Another man I have met recently was telling me about a certain injustice that he witnessed. It was obviously a huge source of frustration, and I initially thought that it had just happened. Not so. The situation had unfolded months before, but the way he told the story, it sounded like yesterday.

Have you ever heard the saying

“A sad story should never be retold.”

I wonder what would happen if we changed the way we tell stories to others? What if we made a pact with ourselves to allow one week to retell a negative story and after that to never speak of it again? During that week, we could go hoarse retelling it, but after that, we had to bite our lip and tell a neutral (factual) or happy story instead. There would be no limit in how long or how many times you could retell a purely* happy story.
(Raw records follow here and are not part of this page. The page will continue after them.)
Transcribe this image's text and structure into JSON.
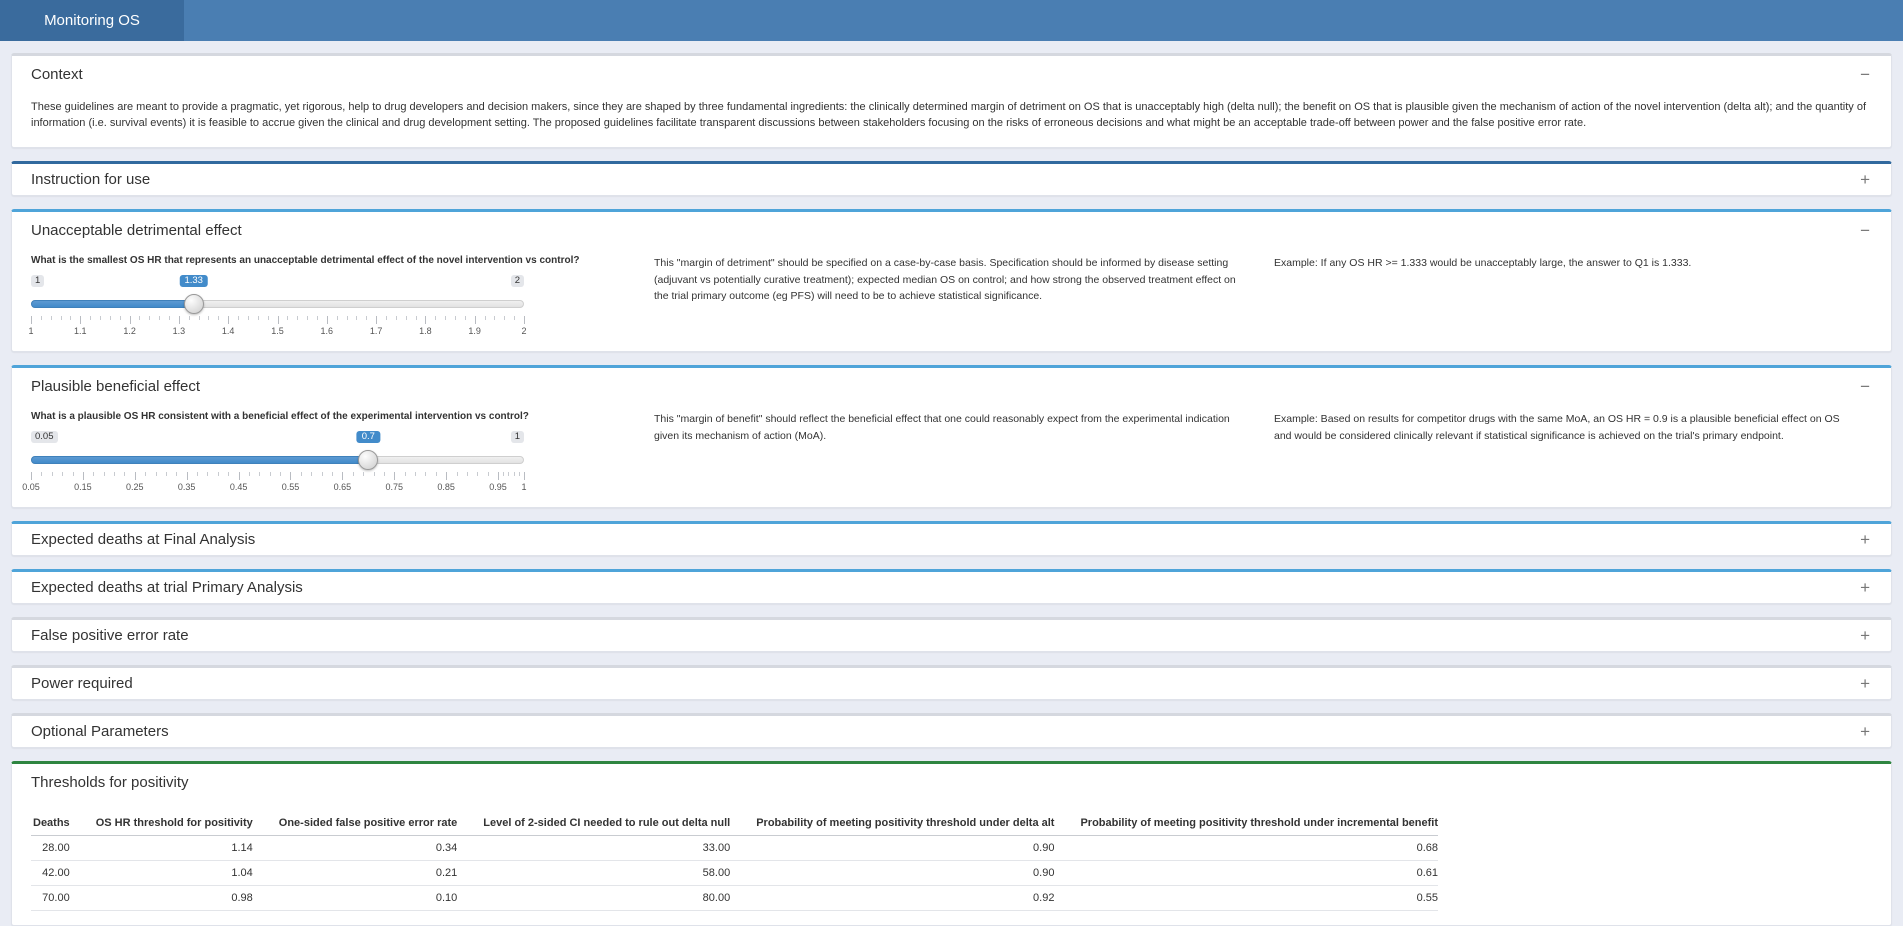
{
  "navbar": {
    "title": "Monitoring OS"
  },
  "colors": {
    "accent_blue": "#428bca",
    "navbar_bg": "#4a7eb2",
    "navbar_active_bg": "#3a6b9d",
    "page_bg": "#e9ecf4",
    "border_gray": "#d5d8df",
    "border_blue_dark": "#31699e",
    "border_blue_light": "#4fa4d9",
    "border_green": "#2e8540"
  },
  "panels": {
    "context": {
      "title": "Context",
      "toggle": "−",
      "body": "These guidelines are meant to provide a pragmatic, yet rigorous, help to drug developers and decision makers, since they are shaped by three fundamental ingredients: the clinically determined margin of detriment on OS that is unacceptably high (delta null); the benefit on OS that is plausible given the mechanism of action of the novel intervention (delta alt); and the quantity of information (i.e. survival events) it is feasible to accrue given the clinical and drug development setting. The proposed guidelines facilitate transparent discussions between stakeholders focusing on the risks of erroneous decisions and what might be an acceptable trade-off between power and the false positive error rate."
    },
    "instruction": {
      "title": "Instruction for use",
      "toggle": "+"
    },
    "detrimental": {
      "title": "Unacceptable detrimental effect",
      "toggle": "−",
      "question": "What is the smallest OS HR that represents an unacceptable detrimental effect of the novel intervention vs control?",
      "slider": {
        "min": 1,
        "max": 2,
        "value": 1.33,
        "min_label": "1",
        "max_label": "2",
        "value_label": "1.33",
        "ticks": [
          "1",
          "1.1",
          "1.2",
          "1.3",
          "1.4",
          "1.5",
          "1.6",
          "1.7",
          "1.8",
          "1.9",
          "2"
        ]
      },
      "note": "This \"margin of detriment\" should be specified on a case-by-case basis. Specification should be informed by disease setting (adjuvant vs potentially curative treatment); expected median OS on control; and how strong the observed treatment effect on the trial primary outcome (eg PFS) will need to be to achieve statistical significance.",
      "example": "Example: If any OS HR >= 1.333 would be unacceptably large, the answer to Q1 is 1.333."
    },
    "beneficial": {
      "title": "Plausible beneficial effect",
      "toggle": "−",
      "question": "What is a plausible OS HR consistent with a beneficial effect of the experimental intervention vs control?",
      "slider": {
        "min": 0.05,
        "max": 1,
        "value": 0.7,
        "min_label": "0.05",
        "max_label": "1",
        "value_label": "0.7",
        "ticks": [
          "0.05",
          "0.15",
          "0.25",
          "0.35",
          "0.45",
          "0.55",
          "0.65",
          "0.75",
          "0.85",
          "0.95",
          "1"
        ]
      },
      "note": "This \"margin of benefit\" should reflect the beneficial effect that one could reasonably expect from the experimental indication given its mechanism of action (MoA).",
      "example": "Example: Based on results for competitor drugs with the same MoA, an OS HR = 0.9 is a plausible beneficial effect on OS and would be considered clinically relevant if statistical significance is achieved on the trial's primary endpoint."
    },
    "deaths_final": {
      "title": "Expected deaths at Final Analysis",
      "toggle": "+"
    },
    "deaths_primary": {
      "title": "Expected deaths at trial Primary Analysis",
      "toggle": "+"
    },
    "false_positive": {
      "title": "False positive error rate",
      "toggle": "+"
    },
    "power": {
      "title": "Power required",
      "toggle": "+"
    },
    "optional": {
      "title": "Optional Parameters",
      "toggle": "+"
    },
    "thresholds": {
      "title": "Thresholds for positivity",
      "table": {
        "headers": [
          "Deaths",
          "OS HR threshold for positivity",
          "One-sided false positive error rate",
          "Level of 2-sided CI needed to rule out delta null",
          "Probability of meeting positivity threshold under delta alt",
          "Probability of meeting positivity threshold under incremental benefit"
        ],
        "rows": [
          [
            "28.00",
            "1.14",
            "0.34",
            "33.00",
            "0.90",
            "0.68"
          ],
          [
            "42.00",
            "1.04",
            "0.21",
            "58.00",
            "0.90",
            "0.61"
          ],
          [
            "70.00",
            "0.98",
            "0.10",
            "80.00",
            "0.92",
            "0.55"
          ]
        ]
      }
    }
  }
}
Want to join me in this experiment? Clearly, if you have a very serious skeleton, you will probably need more than a week to process it properly, in particular if you are in counseling about it. But for smaller, everyday stuff, or negative stories not directly involving us, that story would have to die — or change drastically — after a week. If you can convert it into a happy story, then keep it rolling!

*For the no-ending clause to apply, the story must have no villains, no victims, and be completely free of sarcasm/cynicism. 🙂

The Uncertainty Principle

I was thinking lately about the Uncertainty Principle. It is a concept in physics, and before you tune me out because that word (physics) scares you, let me explain. It’s a very simple idea.
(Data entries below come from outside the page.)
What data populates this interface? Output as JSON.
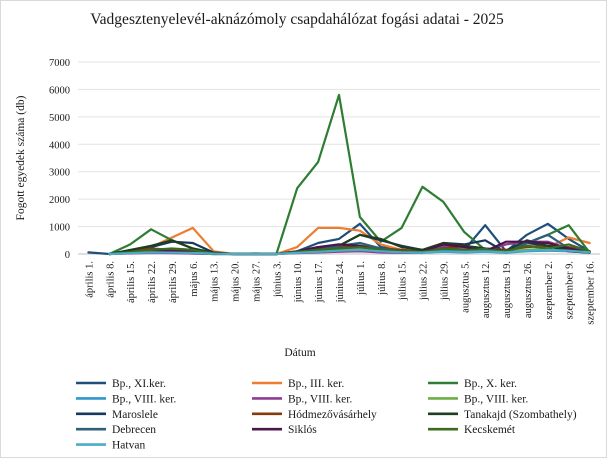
{
  "chart_data": {
    "type": "line",
    "title": "Vadgesztenyelevél-aknázómoly csapdahálózat fogási adatai - 2025",
    "xlabel": "Dátum",
    "ylabel": "Fogott egyedek száma (db)",
    "ylim": [
      0,
      7000
    ],
    "yticks": [
      "0",
      "1000",
      "2000",
      "3000",
      "4000",
      "5000",
      "6000",
      "7000"
    ],
    "categories": [
      "április 1.",
      "április 8.",
      "április 15.",
      "április 22.",
      "április 29.",
      "május 6.",
      "május 13.",
      "május 20.",
      "május 27.",
      "június 3.",
      "június 10.",
      "június 17.",
      "június 24.",
      "július 1.",
      "július 8.",
      "július 15.",
      "július 22.",
      "július 29.",
      "augusztus 5.",
      "augusztus 12.",
      "augusztus 19.",
      "augusztus 26.",
      "szeptember 2.",
      "szeptember 9.",
      "szeptember 16."
    ],
    "grid": true,
    "legend_position": "bottom",
    "series": [
      {
        "name": "Bp., XI.ker.",
        "color": "#1f4e79",
        "values": [
          60,
          0,
          80,
          120,
          180,
          150,
          40,
          0,
          20,
          0,
          100,
          400,
          550,
          1100,
          250,
          150,
          50,
          250,
          150,
          1050,
          100,
          700,
          1100,
          550,
          100
        ]
      },
      {
        "name": "Bp., III. ker.",
        "color": "#ed7d31",
        "values": [
          null,
          0,
          100,
          250,
          600,
          950,
          100,
          0,
          0,
          0,
          250,
          950,
          950,
          850,
          350,
          150,
          100,
          350,
          200,
          150,
          100,
          300,
          250,
          600,
          400
        ]
      },
      {
        "name": "Bp., X. ker.",
        "color": "#2e7d32",
        "values": [
          null,
          0,
          350,
          900,
          500,
          200,
          50,
          0,
          0,
          0,
          2400,
          3350,
          5800,
          1350,
          450,
          950,
          2450,
          1900,
          800,
          150,
          50,
          400,
          700,
          1050,
          50
        ]
      },
      {
        "name": "Bp., VIII. ker.",
        "color": "#2f97c9",
        "values": [
          null,
          0,
          30,
          60,
          40,
          20,
          0,
          0,
          0,
          0,
          50,
          80,
          100,
          150,
          80,
          50,
          50,
          80,
          60,
          80,
          50,
          100,
          120,
          100,
          50
        ]
      },
      {
        "name": "Bp., VIII. ker.",
        "color": "#8e3d97",
        "values": [
          null,
          0,
          20,
          40,
          30,
          20,
          0,
          0,
          0,
          0,
          30,
          60,
          80,
          100,
          60,
          40,
          50,
          300,
          150,
          100,
          350,
          450,
          450,
          200,
          100
        ]
      },
      {
        "name": "Bp., VIII. ker.",
        "color": "#70ad47",
        "values": [
          null,
          0,
          50,
          100,
          80,
          50,
          0,
          0,
          0,
          0,
          50,
          100,
          150,
          200,
          100,
          80,
          100,
          150,
          100,
          120,
          100,
          150,
          200,
          150,
          80
        ]
      },
      {
        "name": "Maroslele",
        "color": "#17375e",
        "values": [
          null,
          0,
          100,
          250,
          450,
          400,
          50,
          0,
          0,
          0,
          80,
          200,
          300,
          700,
          500,
          300,
          150,
          400,
          350,
          500,
          50,
          400,
          300,
          100,
          50
        ]
      },
      {
        "name": "Hódmezővásárhely",
        "color": "#843c0c",
        "values": [
          null,
          0,
          80,
          200,
          150,
          100,
          20,
          0,
          0,
          0,
          50,
          150,
          250,
          300,
          200,
          150,
          100,
          200,
          300,
          200,
          150,
          250,
          300,
          250,
          100
        ]
      },
      {
        "name": "Tanakajd (Szombathely)",
        "color": "#1f3d1f",
        "values": [
          null,
          0,
          150,
          300,
          500,
          200,
          30,
          0,
          0,
          0,
          100,
          250,
          300,
          700,
          550,
          250,
          150,
          400,
          300,
          200,
          100,
          500,
          300,
          150,
          50
        ]
      },
      {
        "name": "Debrecen",
        "color": "#2c5f7c",
        "values": [
          null,
          0,
          50,
          100,
          80,
          60,
          10,
          0,
          0,
          0,
          80,
          150,
          300,
          400,
          200,
          100,
          80,
          150,
          100,
          200,
          50,
          400,
          700,
          200,
          80
        ]
      },
      {
        "name": "Siklós",
        "color": "#4a154b",
        "values": [
          null,
          0,
          60,
          120,
          100,
          80,
          10,
          0,
          0,
          0,
          100,
          250,
          350,
          300,
          100,
          80,
          100,
          350,
          250,
          100,
          450,
          450,
          400,
          200,
          50
        ]
      },
      {
        "name": "Kecskemét",
        "color": "#3b6b1f",
        "values": [
          null,
          0,
          70,
          150,
          200,
          150,
          20,
          0,
          0,
          0,
          80,
          150,
          200,
          250,
          150,
          100,
          80,
          200,
          150,
          150,
          100,
          300,
          200,
          350,
          100
        ]
      },
      {
        "name": "Hatvan",
        "color": "#4bacc6",
        "values": [
          null,
          0,
          30,
          60,
          50,
          40,
          10,
          0,
          0,
          0,
          40,
          80,
          120,
          150,
          100,
          60,
          50,
          100,
          80,
          100,
          60,
          120,
          150,
          120,
          60
        ]
      }
    ]
  }
}
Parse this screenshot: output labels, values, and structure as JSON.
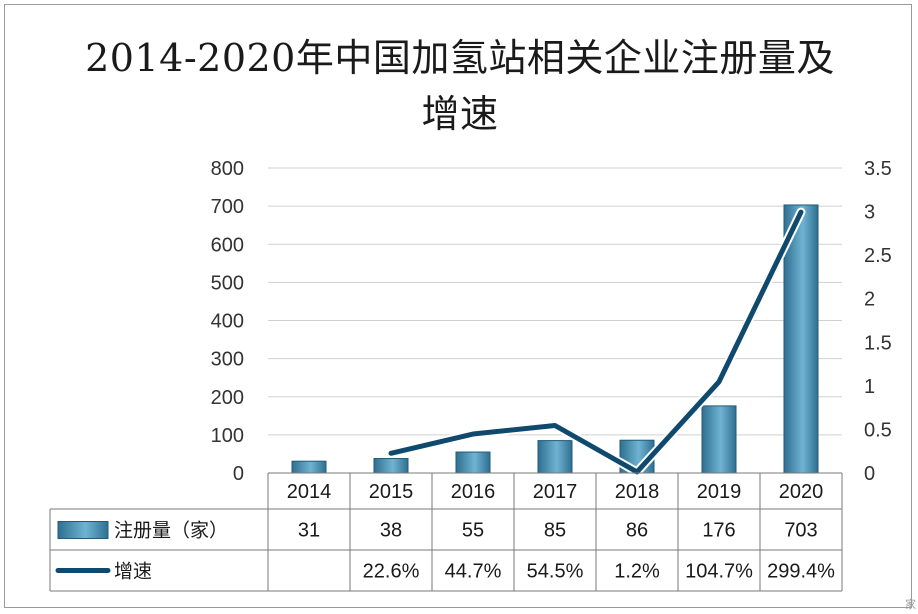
{
  "chart_data": {
    "type": "bar",
    "title": "2014-2020年中国加氢站相关企业注册量及增速",
    "categories": [
      "2014",
      "2015",
      "2016",
      "2017",
      "2018",
      "2019",
      "2020"
    ],
    "series": [
      {
        "name": "注册量（家）",
        "type": "bar",
        "axis": "left",
        "values": [
          31,
          38,
          55,
          85,
          86,
          176,
          703
        ]
      },
      {
        "name": "增速",
        "type": "line",
        "axis": "right",
        "values": [
          null,
          0.226,
          0.447,
          0.545,
          0.012,
          1.047,
          2.994
        ]
      }
    ],
    "y_left": {
      "min": 0,
      "max": 800,
      "ticks": [
        "0",
        "100",
        "200",
        "300",
        "400",
        "500",
        "600",
        "700",
        "800"
      ]
    },
    "y_right": {
      "min": 0,
      "max": 3.5,
      "ticks": [
        "0",
        "0.5",
        "1",
        "1.5",
        "2",
        "2.5",
        "3",
        "3.5"
      ]
    },
    "grid": true,
    "legend": "data-table-bottom",
    "table": {
      "rows": [
        {
          "label": "注册量（家）",
          "cells": [
            "31",
            "38",
            "55",
            "85",
            "86",
            "176",
            "703"
          ]
        },
        {
          "label": "增速",
          "cells": [
            "",
            "22.6%",
            "44.7%",
            "54.5%",
            "1.2%",
            "104.7%",
            "299.4%"
          ]
        }
      ]
    },
    "colors": {
      "bar_dark": "#2f6f91",
      "bar_light": "#6fb3d2",
      "line": "#0f4a6e",
      "grid": "#d0d0d0"
    }
  },
  "watermark": "家"
}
The Uncertainty Principle says that you can’t know everything about a particle, and I am going to make the analogy that you can’t know everything about a situation. If it happened to you — and I’m thinking of skeletons here — then you know a lot of the details, facts, feelings, etc. But you may never know why that painful thing happened to you. On the other hand, you may have a very good idea why a situation unfolded, and in that case, you won’t know very much about the details of the outcome. You may think you know, but you don’t.

I share this because I hope it will help you come to peace with things in your past and help you to stop searching for “why.” You simply may never know why. You may spend a great deal of energy looking for the reason why, but it is like banging your head against the glass — it will not get you anywhere. It is more helpful to change the story that you are telling yourself about the situation, to reframe it into something that has a more positive spin and acknowledges that you have had many positive experiences as a result of that particular skeleton in your closet. That helps you dissolve any shame and release resentment — how can you resent something that was ultimately for your good? How you talk to yourself is very important (that’s why I have Tell Yourself This affirmations at the end of each chapter in my book). How you center yourself is very important.

So, accept that there are things that you don’t know, can’t know, and will never know. And that’s okay. We were never meant to be omnipotent. We were meant to live in the moment and wherever there is loveliness, beauty or joy, to experience it fully, deeply, and without reservation.